President Hu Jintao opened the railway to the Tibetan capital of Lhasa July 1, calling it a magnificent engineering feat and a miracle for the world.

The 4.2-billion dollar railway which runs 1,142-kilometers (713 miles) from the desert outpost of Golmud in Qinghai province to Lhasa, the regional capital of Tibet, is the highest in the world.

It climbs a peak of 5,072 meters (16,737 feet) above sea level along the Tibetan plateau, with the railway using supposedly state-of-the-art cooling techniques to ensure the permafrost foundation remains frozen.

Wang added that shifting sands in the region were also causing greater harm to the railway than expected, while engineers had still not figured out how to keep herds of yaks off the tracks, the report said.

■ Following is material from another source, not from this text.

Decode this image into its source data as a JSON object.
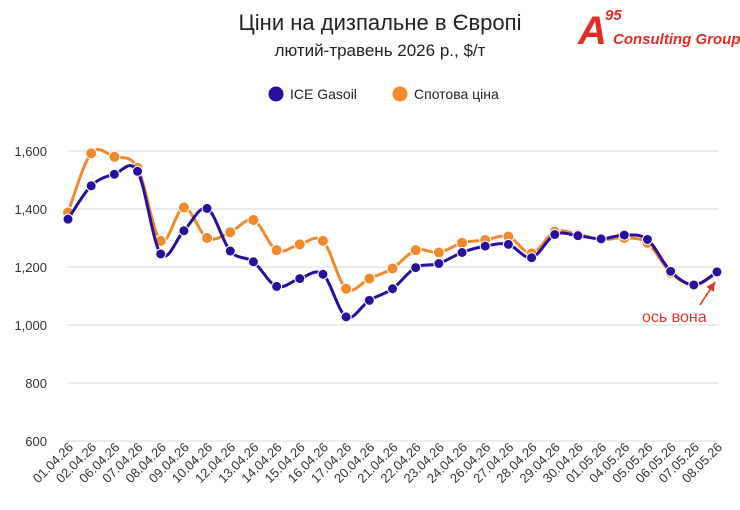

"These form dangers to passengers on the train," he said.

Climatologists monitoring global warming last year said that rising temperatures could lead to the melting of the permafrost foundation of the railway, but said nothing about the frozen ground sinking or cracking.

"By 2050, safe operation of the Qinghai-Tibet railway will be affected if temperatures keep rising steadily as observed over the past decades," the China Daily quoted a climatologist as saying at a Beijing symposium last year.

Railway spokesman Wang did not say how engineers would address the problems.

The government sees the rail line as an important tool in modernizing and developing Tibet, which has been part of China since Chinese troops "liberated" the region in 1950.

However critics argue the line will allow the national majority Han Chinese to flood in to Tibet, leading to the devastation of the local Tibetan culture, as well as accelerate environmental degradation of the pristine region.

Previously Han Chinese could only get to Tibet on slow, uncomfortable bus rides or on relatively expensive flights. On the new train, people can travel for 48 hours from Beijing to Lhasa for under 50 dollars.